• Goldman Sachs lifts price targets on a string of blue chips including BHP, RIO and FMG
  • Comes after its commodity team lifted 2024 iron ore price forecast by 22% to US$110/t
  • Materials up almost 2.5% as US Inflation

 

Goldman Sachs has followed its bullish call on iron ore prices, ramping up 2024 forecasts by 22%b to US$110/t, by lifting price targets on a suite of Australia’s largest mining companies.

The investment bank’s Aussie analysts Paul Young and Caleb Heiner have responded to GS’ larger commodity call by ratcheting up its price targets across the top bulk stocks.

Its buys Rio Tinto (ASX:RIO), BHP (ASX:BHP) and Champion Iron (ASX:CIA) have seen their price targets lifted from $126.50, $46.50 and $7.20 a share respectively to $136.10, $49.90 and $8.30 a share.

Fortescue (ASX:FMG) remains a sell for Goldman on valuation, but its price target has been lifted from $16.30 to $18.10 with realisations for its lower grade iron ore also expected to remain stronger over the short term.

MinRes (ASX:MIN) meanwhile has seen its price target cut from $51 to $49 and remains a sell, but that is heavily due to lower lithium prices.

Goldman Sachs are seeing a 40Mt deficit in the iron ore market in 2023, with a balanced market rather than a surplus seen in 2024 on the basis of lower than expected supply out of Australia and Brazil.

“Also of note is iron ore inventories in China remain low, with stocks at steel mills at just 16 days currently (vs. a 24 day 5-year average) and port stocks are at 5-year lows, before expected seasonal restocking ahead of the Chinese New Year in early/mid Feb 2024,” Young and Heiner said in a note yesterday.

 

Will lower or higher grade win out?

In the short term lower grade iron ore is expected to continue to fetch prices close to 62% Fe benchmark fines, thanks to weak margins for China’s steelmakers, who are feeling the pinch from the high price of raw materials like iron ore and met coal.

“Our view of a balanced iron ore market, ongoing low Chinese steel mill margins, and relatively subdued DM steel demand and prices in 2024 means that low grade 58% Fe should continue to outperform high grade 65%/lump/pellets over the near term due to the steel industry’s ongoing focus on reducing costs,” Young and Heiner said.

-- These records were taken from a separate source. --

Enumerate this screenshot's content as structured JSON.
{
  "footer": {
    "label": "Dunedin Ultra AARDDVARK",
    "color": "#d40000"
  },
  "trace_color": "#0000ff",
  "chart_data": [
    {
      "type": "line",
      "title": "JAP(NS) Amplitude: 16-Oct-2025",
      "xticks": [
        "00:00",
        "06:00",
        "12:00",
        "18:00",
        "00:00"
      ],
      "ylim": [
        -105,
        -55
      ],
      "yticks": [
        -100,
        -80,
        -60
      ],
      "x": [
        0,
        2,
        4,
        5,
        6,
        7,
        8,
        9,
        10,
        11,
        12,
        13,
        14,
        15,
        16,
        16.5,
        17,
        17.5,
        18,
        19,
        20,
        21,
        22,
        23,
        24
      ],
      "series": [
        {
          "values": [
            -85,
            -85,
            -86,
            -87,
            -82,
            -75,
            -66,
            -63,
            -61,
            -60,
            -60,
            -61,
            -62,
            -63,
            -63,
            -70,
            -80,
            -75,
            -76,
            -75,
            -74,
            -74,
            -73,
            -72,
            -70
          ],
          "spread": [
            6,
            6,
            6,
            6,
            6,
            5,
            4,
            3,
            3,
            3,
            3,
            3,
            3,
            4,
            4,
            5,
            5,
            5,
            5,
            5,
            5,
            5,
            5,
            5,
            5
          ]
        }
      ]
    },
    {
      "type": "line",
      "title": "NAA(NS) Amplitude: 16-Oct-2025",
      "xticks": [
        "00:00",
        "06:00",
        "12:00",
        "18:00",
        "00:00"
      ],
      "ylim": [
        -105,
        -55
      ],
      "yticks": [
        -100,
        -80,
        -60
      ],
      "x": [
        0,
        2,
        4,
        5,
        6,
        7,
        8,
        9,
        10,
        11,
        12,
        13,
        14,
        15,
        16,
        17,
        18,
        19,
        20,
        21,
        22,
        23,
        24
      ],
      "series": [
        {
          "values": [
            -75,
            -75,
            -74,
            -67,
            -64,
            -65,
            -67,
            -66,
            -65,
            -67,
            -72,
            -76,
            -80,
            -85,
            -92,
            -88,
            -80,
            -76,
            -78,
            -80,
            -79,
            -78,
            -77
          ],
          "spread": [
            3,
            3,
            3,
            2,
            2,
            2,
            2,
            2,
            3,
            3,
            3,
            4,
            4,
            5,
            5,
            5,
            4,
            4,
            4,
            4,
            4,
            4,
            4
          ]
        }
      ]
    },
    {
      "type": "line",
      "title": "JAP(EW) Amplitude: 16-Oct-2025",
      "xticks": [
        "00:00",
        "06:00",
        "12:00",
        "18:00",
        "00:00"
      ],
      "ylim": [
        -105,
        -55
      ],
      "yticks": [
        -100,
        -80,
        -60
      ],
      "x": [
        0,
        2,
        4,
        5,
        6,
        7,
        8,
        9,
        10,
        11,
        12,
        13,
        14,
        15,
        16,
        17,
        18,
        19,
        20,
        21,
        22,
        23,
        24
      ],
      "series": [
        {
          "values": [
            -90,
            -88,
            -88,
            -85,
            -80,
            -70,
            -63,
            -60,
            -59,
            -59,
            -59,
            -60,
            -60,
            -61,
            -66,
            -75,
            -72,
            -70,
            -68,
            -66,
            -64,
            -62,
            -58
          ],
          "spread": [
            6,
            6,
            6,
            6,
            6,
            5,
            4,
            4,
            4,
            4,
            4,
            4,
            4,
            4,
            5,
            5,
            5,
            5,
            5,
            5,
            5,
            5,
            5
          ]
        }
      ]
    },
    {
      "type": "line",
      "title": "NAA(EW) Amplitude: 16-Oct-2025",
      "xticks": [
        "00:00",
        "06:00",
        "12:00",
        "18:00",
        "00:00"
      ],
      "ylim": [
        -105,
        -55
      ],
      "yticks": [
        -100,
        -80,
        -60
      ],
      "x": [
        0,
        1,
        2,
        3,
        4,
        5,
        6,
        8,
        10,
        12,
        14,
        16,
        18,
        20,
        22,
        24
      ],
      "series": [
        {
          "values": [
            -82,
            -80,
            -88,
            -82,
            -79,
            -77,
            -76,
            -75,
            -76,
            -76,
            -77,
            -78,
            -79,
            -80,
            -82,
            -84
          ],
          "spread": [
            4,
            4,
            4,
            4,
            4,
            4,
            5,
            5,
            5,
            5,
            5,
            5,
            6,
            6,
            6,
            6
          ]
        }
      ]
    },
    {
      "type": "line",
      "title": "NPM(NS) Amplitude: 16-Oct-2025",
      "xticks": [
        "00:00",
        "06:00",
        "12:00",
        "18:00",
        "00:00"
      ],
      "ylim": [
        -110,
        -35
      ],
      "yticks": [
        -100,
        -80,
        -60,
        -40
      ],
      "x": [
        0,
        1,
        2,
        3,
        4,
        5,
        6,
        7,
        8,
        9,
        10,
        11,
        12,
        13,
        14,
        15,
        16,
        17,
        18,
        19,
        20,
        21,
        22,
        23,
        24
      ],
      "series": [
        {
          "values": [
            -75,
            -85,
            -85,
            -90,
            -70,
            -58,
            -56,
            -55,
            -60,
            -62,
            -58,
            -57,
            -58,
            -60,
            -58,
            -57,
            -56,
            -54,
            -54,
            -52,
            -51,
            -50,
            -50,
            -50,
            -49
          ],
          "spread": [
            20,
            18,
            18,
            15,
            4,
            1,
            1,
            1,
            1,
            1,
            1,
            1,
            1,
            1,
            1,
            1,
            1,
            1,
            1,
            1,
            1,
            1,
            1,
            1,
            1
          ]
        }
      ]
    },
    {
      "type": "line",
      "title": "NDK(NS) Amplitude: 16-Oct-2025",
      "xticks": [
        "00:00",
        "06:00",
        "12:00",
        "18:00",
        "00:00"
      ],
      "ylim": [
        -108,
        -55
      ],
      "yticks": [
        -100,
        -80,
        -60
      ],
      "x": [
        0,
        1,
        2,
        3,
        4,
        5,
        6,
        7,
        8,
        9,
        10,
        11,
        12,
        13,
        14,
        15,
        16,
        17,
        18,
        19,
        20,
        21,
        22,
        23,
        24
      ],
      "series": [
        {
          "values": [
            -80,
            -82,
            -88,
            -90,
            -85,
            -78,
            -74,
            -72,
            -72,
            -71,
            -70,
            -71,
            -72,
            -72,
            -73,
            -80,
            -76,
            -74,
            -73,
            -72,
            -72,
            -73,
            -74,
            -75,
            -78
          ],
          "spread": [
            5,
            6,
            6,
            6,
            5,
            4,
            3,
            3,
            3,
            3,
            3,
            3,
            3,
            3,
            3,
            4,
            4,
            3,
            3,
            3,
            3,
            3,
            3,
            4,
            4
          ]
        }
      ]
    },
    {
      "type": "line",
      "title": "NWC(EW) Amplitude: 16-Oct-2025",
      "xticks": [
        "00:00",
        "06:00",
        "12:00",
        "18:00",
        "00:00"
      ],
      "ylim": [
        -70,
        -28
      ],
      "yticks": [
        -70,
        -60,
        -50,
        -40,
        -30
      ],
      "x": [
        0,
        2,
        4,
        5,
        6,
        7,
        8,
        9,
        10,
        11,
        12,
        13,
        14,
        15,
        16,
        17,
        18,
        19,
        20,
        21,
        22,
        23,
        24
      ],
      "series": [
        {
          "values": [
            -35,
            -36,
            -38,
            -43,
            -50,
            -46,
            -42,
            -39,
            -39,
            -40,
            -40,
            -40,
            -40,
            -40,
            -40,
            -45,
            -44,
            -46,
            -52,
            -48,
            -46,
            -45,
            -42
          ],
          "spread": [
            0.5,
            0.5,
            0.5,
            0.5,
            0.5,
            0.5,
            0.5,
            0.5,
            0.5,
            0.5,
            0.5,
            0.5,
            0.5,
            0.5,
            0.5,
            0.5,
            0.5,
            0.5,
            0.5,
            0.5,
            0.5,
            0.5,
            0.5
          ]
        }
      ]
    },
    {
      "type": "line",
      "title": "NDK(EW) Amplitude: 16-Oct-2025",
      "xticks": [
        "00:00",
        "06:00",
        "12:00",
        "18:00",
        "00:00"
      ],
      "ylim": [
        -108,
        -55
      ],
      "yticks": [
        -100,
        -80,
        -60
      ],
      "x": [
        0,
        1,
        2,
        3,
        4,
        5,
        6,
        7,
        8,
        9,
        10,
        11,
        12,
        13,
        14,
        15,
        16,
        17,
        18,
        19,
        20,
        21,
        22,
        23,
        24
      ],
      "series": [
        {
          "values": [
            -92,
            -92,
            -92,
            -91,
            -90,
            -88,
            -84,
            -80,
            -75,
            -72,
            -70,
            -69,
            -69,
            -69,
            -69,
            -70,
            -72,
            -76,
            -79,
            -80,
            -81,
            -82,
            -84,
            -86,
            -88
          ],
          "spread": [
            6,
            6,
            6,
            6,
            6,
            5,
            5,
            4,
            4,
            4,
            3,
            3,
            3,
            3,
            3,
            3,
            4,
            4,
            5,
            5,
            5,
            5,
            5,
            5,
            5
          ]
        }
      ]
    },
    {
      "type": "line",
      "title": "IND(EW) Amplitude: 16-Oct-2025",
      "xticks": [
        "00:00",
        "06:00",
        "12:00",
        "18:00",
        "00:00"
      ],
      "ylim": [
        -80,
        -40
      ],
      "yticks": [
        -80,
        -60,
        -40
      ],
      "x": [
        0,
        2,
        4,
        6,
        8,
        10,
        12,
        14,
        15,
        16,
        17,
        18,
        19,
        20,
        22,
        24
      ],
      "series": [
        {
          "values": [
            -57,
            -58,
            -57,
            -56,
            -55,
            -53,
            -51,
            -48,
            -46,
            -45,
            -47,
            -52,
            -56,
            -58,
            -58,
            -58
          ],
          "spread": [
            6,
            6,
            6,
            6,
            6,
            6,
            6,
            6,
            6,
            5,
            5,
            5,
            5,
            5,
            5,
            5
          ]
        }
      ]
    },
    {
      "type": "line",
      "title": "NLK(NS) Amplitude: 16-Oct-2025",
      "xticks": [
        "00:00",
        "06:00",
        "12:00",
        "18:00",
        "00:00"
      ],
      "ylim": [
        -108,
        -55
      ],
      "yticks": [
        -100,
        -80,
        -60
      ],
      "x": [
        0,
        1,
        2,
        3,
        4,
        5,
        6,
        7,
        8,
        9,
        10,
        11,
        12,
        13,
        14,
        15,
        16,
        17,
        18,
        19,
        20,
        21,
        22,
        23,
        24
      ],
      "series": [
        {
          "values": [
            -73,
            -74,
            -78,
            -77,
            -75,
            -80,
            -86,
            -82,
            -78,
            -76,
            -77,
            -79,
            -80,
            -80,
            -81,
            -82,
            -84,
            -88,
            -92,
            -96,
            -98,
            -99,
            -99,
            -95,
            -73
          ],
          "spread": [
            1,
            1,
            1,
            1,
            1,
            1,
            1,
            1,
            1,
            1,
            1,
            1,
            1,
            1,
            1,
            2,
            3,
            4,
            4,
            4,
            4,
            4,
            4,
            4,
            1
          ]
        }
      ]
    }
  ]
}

That’s good for Fortescue and MinRes, both of whom supply ore grades well below mid-grade levels, though FMG is trying to reconfigure its mix with the recent opening of the Iron Bridge magnetite mine.

With a two year ramp up to 22Mtpa, the operation is expected to eventually make 10% of its product mix a 67% plus magnetite concentrate, suited for direct reduced iron plants.

Young and Heiner say they remain more bullish on miners with higher grade profiles for the medium and longer term as efforts to reduce steel industry emissions come to the fore.

“We remain more bullish on high grade over the medium to long run due to the global steel industry’s increased focus on decarbonisation which requires lower impurity higher grade iron ore,” they said.

“RIO & CIA offer investors the best high grade Fe production growth; RIO through the expansion of the Rhodes Ridge, Labrador iron ore and Simandou deposits, and CIA through the expansion of Bloom Lake.”

Iron ore punched through the US$130/t mark, rising over 2% in Singapore today to hit US$131/t for 62% Fe futures.

That helped FMG, BHP and Rio to respective gains of 3.45%, 1.78% and 2.55%, with Champion Iron 2.96% higher.

At a market cap of over $4.1 billion, CIA is now trading agonisingly close to an all time high, while $77 billion FMG is less than a dollar shy of its historic top despite concerns from analysts around the direction of its green energy plans and executive turnover.

The materials sector more generally gained almost 2.5%, led by strong runs in gold and battery metals as a positive 3.2% YoY inflation number in the USA raised hopes of higher prices for bullion as treasury yields fall and stronger demand for electric vehicles if it prompts the US Fed to lower rates.